Explain how data would be taken in batches and run multiple epochs.

In [None]:
%%time
history = model.fit(
    train_X, 
    train_y,  # prepared data
    epochs=EPOCHS,
    validation_data=(test_X, test_y),
    verbose=1
)

In [None]:
from sklearn.metrics import mean_squared_error
import matplotlib.pyplot as plt
import seaborn as sn
%matplotlib inline

In [None]:
history.history.keys()

In [None]:
def plot_mse(hist):
    plt.plot(hist['mse'])
    plt.plot(hist['val_mse'])
    plt.title('MSE')
    plt.ylabel('mse')
    plt.xlabel('epoch')
    plt.legend(['train', 
                'test'], 
               loc='upper left')
    plt.show()
    
def plot_loss(hist):
    plt.plot(hist['loss'])
    plt.plot(hist['val_loss'])
    plt.title('model loss')
    plt.ylabel('loss')
    plt.xlabel('epoch')
    plt.legend(['train', 
                'test'], 
               loc='upper left')
    plt.show()    

In [None]:
plot_mse(history.history)
plot_loss(history.history)

The loss is diverging. The leanring rate is high.

- Explain learning Rate

### Model 2: With Lower Learning Rate

In [None]:
tf.keras.backend.clear_session()

model = models.Sequential()

model.add(Dense(64, input_shape=(train_X.shape[1],)))

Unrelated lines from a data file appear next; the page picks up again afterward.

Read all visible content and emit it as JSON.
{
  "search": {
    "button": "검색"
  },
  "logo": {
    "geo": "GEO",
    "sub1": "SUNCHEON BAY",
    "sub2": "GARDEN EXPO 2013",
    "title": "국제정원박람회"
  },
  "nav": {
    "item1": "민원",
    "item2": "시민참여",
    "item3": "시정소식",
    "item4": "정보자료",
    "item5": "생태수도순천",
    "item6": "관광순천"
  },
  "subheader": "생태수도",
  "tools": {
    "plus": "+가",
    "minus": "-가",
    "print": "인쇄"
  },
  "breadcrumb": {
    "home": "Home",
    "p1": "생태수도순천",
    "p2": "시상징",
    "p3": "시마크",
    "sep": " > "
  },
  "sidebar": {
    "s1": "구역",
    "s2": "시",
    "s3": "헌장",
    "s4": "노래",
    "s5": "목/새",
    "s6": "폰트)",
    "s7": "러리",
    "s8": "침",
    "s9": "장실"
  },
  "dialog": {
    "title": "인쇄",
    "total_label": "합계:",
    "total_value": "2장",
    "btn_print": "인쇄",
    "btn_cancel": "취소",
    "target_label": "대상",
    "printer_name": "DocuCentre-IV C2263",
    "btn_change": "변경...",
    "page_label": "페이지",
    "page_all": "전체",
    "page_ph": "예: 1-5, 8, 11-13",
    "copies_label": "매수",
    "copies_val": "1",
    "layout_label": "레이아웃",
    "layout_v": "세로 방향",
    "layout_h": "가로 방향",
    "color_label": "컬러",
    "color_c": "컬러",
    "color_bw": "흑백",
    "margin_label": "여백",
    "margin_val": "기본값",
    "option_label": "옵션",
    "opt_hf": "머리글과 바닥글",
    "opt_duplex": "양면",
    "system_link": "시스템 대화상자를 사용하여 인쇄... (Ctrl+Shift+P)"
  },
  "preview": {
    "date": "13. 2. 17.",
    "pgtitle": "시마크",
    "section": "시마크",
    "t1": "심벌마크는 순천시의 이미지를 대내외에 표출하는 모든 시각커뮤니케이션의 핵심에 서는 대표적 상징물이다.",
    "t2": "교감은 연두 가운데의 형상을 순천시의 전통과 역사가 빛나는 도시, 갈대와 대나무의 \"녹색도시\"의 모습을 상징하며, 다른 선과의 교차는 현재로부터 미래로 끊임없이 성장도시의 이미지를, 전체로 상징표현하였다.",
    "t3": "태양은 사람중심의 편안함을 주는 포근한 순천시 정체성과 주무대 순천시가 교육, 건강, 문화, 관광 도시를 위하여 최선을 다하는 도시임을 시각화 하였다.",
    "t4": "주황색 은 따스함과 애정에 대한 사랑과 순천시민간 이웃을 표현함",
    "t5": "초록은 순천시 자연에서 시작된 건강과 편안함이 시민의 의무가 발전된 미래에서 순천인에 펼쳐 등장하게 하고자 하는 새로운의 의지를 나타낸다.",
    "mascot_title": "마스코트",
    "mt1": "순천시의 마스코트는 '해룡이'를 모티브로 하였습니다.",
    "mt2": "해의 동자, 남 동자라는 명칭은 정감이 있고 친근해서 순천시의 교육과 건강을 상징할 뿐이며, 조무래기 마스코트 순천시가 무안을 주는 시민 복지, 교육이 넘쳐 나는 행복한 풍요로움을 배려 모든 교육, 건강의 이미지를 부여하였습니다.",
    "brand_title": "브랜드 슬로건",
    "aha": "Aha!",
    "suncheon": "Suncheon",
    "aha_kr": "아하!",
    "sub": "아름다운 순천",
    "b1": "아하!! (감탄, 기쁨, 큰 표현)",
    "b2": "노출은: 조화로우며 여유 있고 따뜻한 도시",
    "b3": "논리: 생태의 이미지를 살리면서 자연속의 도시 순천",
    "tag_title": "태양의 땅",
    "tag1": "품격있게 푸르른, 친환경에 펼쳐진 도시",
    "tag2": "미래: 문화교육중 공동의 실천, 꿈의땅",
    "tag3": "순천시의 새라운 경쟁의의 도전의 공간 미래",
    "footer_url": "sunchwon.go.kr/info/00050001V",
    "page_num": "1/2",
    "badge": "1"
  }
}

model.add(Activation('relu'))

model.add(Dense(64))
model.add(Activation('relu'))

model.add(Dense(1))

In [None]:
sgd = SGD(learning_rate=0.001)
model.compile(optimizer=sgd, loss='mse', metrics=['mse'])

In [None]:
%%time

EPOCHS = 100

history = model.fit(
    train_X, 
    train_y,  # prepared data
    epochs=EPOCHS,
    validation_data=(test_X, test_y),
)

In [None]:
plot_mse(history.history)
plot_loss(history.history)

## Participant Exercise: 1

1. Change the activation functions to a) sigmoid and b) tanh and build the model
2. Add more neurons to the model
3. Add model layers to the model

Print the model summary and validation loss from the last epoch.

### Model Prediction and Measure Accuracy

In [None]:
pred_y = model.predict(test_X)

In [None]:
np.sqrt(metrics.mean_squared_error( test_y, pred_y )) 

## Using Callbacks

In [None]:
from keras.callbacks import ReduceLROnPlateau, EarlyStopping, ModelCheckpoint

In [None]:
callbacks_list = [ReduceLROnPlateau(monitor='val_loss',
                                    factor=0.1, 
                                    patience=3),
                  EarlyStopping(monitor='val_loss',
                                patience=6),
                  ModelCheckpoint(filepath='boston_house_model.h5',
                                  save_format='tf',
                                  monitor='val_loss',
                                  save_best_only=True)]

In [None]:
tf.keras.backend.clear_session()

model = models.Sequential()

model.add(Dense(64, input_shape=(train_X.shape[1],)))

model.add(Activation('relu'))

model.add(Dense(64))
model.add(Activation('relu'))

model.add(Dense(1))

In [None]:
sgd = SGD(learning_rate=0.005)
model.compile(optimizer=sgd, loss='mse', metrics=['mse'])

In [None]:
%%time

EPOCHS = 100

history = model.fit(
    train_X, 
    train_y,  # prepared data
    epochs=EPOCHS,
    callbacks = callbacks_list,
    validation_data=(test_X, test_y),
)

In [None]:
plot_mse(history.history)
plot_loss(history.history)

### Saving the model

In [None]:
model.save('boston_house_model.h5')

## Loading Model and Making Prediction

In [None]:
new_model = keras.models.load_model('boston_house_model.h5')

In [None]:
test_X[0:1]

In [None]:
house_price_pred = model.predict(test_X[0:1])

In [None]:
house_price_pred[0]

The new data always need to be normalized with training data parameters (mean and standard deviation).